Galatasaray formasıyla önce 2001-02, sonra da 2006-07 sezonlarında Liverpool'a konuk olan Ümit Karan, sahaya yakın tribünlerin o dönem fark yarattığı görüşünde: "Artık çoğu stadyumda tribünler sahaya yakın ama bizim dönemimizde daha çok olimpiyat stadyumları tarzı, arada pist olan yapılar vardı. O dönem için tribünlerin sahaya yakın olmasının etkisi vardı ama artık Almanya'da da birçok stat o şekilde. Heyecanlandık tabii o sahaya çıkmadan önce, çok köklü, seyircisi övülen bir kulüp. İnanılmaz bir ambiyans vardı stadyumda."
Gülselam da benzer bir noktaya dikkat çekiyor: "Stadyum mimarisiyle alakalı çok detay hatırlamasam da İngiltere havası veren bir stadyumdu dışından baktığımda. Tribünlerin yakınlığı, taraftarların baskısı asıl avantaj yarattığı yerler Liverpool'un. Futbolcu olarak kulak asmıyorsunuz pek taraftara, maça konsantre oluyorsunuz ama kulak verseniz söylediklerini duyabileceğiniz kadar yakınlar size."

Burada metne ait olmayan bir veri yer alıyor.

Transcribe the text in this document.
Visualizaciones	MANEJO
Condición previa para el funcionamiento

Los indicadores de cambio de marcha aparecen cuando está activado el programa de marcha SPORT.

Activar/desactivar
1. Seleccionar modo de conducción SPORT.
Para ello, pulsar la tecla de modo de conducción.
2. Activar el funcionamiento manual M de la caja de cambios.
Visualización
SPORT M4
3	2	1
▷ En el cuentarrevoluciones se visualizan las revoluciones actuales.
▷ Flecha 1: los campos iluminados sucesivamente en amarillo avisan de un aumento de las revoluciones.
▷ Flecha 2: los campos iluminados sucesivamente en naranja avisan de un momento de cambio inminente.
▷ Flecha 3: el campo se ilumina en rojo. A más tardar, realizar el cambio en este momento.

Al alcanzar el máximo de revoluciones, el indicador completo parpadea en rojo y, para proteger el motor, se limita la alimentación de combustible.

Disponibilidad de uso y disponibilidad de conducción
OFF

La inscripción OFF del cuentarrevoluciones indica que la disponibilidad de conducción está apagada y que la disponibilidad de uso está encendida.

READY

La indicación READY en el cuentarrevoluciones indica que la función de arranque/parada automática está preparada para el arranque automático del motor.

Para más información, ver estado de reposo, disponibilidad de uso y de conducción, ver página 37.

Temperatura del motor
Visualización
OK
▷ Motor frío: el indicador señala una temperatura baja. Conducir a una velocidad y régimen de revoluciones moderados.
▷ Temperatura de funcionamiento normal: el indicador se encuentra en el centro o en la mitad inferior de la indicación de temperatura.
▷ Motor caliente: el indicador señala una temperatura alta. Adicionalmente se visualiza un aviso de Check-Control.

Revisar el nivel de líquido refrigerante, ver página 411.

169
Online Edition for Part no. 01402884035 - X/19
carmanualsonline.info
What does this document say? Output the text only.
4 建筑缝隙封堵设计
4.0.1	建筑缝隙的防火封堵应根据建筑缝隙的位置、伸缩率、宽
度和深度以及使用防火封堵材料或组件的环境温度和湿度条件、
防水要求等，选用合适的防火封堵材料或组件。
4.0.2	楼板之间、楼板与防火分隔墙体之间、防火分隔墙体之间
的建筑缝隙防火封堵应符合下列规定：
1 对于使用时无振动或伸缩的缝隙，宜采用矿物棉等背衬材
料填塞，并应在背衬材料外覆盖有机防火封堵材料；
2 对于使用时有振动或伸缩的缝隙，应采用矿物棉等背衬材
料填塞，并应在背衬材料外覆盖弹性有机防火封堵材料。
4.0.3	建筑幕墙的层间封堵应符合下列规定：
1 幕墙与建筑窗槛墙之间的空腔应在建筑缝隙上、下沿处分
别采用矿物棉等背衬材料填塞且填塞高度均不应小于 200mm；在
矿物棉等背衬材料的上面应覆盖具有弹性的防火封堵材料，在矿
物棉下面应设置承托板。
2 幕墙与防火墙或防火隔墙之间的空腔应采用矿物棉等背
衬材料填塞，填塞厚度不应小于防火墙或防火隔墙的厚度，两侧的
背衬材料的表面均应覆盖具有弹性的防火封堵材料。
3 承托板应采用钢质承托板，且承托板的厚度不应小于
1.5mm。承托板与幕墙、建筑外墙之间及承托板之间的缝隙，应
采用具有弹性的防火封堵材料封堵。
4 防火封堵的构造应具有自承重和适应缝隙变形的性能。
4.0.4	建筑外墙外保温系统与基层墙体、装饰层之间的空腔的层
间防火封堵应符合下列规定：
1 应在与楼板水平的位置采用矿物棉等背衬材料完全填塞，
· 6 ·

1976 model Trabzonspor'u da ilk etkileyen konulardan biri stadın yapısı olmuş. Hüseyin Tok anlatıyor: "Stada gittik, önce idman yaptık orada. Tabii mimarisi bize ilginç geldi. Kale arkalarına doğru bombeli bir yapısı vardı. Biz hep pist sahalarda oynardık ama orada adım attığın anda tribündeydin. İlk kez öyle bir şey görüyorduk." Necmi Perekli de aynı fikirde: "Hakikaten müstesna bir yerde hissettik kendimizi. O yıllarda bizler için benzersiz bir hatıra olacağını fark ettik. Futbol içinde başka bir insan gibi oluyorsunuz sanki. Avni Aker'den Anfield Road'a gidiyorsunuz… Ayrı bir özellik, ayrı bir güzellik, bambaşka bir heyecan. Hem büyük bir onur orada oynamak hem de 'Kolay kolay buradan galip çıkamazsınız' dedirten bir şey. 1-0 yendiğimiz ilk maçta, rahmetli Cemil atmıştı penaltıdan. Penaltı pozisyonunda da Hughes beni düşürdü. Hakem, ben ve Keegan tartıştık orada. Keegan, hakeme kendimi yere attığımı söylüyordu. Hakem de kararımı verdim misali hareketler yapıyor. Ben de Hughes'un çelme taktığını anlatmaya çalışıyorum. Keegan baktı olacak gibi değil, 'Anfield'da görüşürüz' dedi. Anfield'ın ne olduğunu gidince anladım. 'Cehenneme düştük, hadi hayırlısı' dedik."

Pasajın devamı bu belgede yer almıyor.